KLAZ changed call letters to KZOU and became "Zoo 98" in 1986, continuing as a Top 40. It was quite successful and ran the original sister station KAAY (1090 AM) out of the format. "Zoo 98" was also the only station to beat country music powerhouse KSSN (95.7 FM) in the first 10 years of its existence, and mopped the floor with Top 40 competitor KKYK, though it would eventually fall to KKYK after a series of missteps, including letting popular morning man Craig O'Neill leave for KKYK, and an ownership change at KKYK that took the station and its format more seriously. Despite being overtaken by KKYK in 1989, KZOU continued to be a CHR station.
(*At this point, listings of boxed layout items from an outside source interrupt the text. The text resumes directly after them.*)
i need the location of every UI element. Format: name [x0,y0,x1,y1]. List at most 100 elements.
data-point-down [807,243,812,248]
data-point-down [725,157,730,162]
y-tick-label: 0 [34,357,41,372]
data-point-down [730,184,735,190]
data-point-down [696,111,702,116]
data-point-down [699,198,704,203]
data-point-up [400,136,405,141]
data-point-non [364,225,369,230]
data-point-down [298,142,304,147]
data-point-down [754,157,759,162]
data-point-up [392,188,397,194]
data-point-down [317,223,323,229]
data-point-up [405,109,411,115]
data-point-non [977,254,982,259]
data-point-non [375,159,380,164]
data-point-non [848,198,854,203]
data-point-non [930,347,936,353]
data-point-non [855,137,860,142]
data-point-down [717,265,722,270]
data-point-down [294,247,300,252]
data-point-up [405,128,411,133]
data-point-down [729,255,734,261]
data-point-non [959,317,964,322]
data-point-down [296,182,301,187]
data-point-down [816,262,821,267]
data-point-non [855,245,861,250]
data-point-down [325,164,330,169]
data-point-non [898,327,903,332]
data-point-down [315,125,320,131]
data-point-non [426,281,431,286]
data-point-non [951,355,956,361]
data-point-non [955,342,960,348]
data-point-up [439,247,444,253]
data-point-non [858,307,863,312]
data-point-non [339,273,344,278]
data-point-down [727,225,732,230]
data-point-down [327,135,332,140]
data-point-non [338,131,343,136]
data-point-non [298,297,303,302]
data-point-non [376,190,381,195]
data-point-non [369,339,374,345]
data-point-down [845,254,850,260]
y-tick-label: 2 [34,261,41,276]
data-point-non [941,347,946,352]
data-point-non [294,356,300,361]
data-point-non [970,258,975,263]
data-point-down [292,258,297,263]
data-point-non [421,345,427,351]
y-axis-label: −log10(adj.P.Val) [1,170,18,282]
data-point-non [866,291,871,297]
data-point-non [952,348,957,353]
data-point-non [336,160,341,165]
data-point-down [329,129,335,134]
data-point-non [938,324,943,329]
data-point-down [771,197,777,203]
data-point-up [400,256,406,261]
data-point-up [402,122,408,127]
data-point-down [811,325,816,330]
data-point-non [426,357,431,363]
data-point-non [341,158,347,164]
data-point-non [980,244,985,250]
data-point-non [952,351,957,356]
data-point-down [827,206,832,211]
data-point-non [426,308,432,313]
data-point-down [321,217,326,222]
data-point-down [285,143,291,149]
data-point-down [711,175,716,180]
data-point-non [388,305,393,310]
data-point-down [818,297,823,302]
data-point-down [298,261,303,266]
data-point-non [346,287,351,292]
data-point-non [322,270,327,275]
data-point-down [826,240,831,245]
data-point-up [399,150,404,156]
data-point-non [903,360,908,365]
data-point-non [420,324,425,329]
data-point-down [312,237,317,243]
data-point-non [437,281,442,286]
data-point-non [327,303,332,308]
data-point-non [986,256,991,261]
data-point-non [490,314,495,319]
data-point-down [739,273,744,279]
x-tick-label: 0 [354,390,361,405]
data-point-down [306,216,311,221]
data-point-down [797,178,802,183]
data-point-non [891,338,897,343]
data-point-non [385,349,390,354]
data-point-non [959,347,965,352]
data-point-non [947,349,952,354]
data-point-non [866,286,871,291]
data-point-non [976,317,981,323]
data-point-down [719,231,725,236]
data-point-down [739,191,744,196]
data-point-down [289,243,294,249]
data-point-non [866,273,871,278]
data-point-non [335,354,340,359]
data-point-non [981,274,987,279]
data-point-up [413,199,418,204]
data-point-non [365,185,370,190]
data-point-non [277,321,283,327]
In May 1991, KZOU's owners were trying to exit the radio business and sold the station to GHB Broadcasting. GHB flipped the station to hot adult contemporary as KURB "B-98.5" following a continued decline in ratings and the overall decline of the Top 40 format at the time. In a twist of irony, "B-98.5" would assure KKYK would not be able to gloat over its apparent victory, as the station hired Craig O'Neill back from KKYK and once again beat its former rival, which continued to struggle with its fellow CHR's nationwide.

Around 2000, KURB shifted to mainstream AC. Personalities who have previously worked at KURB include Little Rock radio veteran Craig O'Neill, who left the station in 2000 for a position in local television, anchoring evening newscasts for Little Rock's CBS network affiliate, KTHV. O'Neill was replaced by major market jock Scott Thrower, as well as Jeff Matthews, now with Conway Corp., and long-time local TV host and radio personality Lisa Fischer.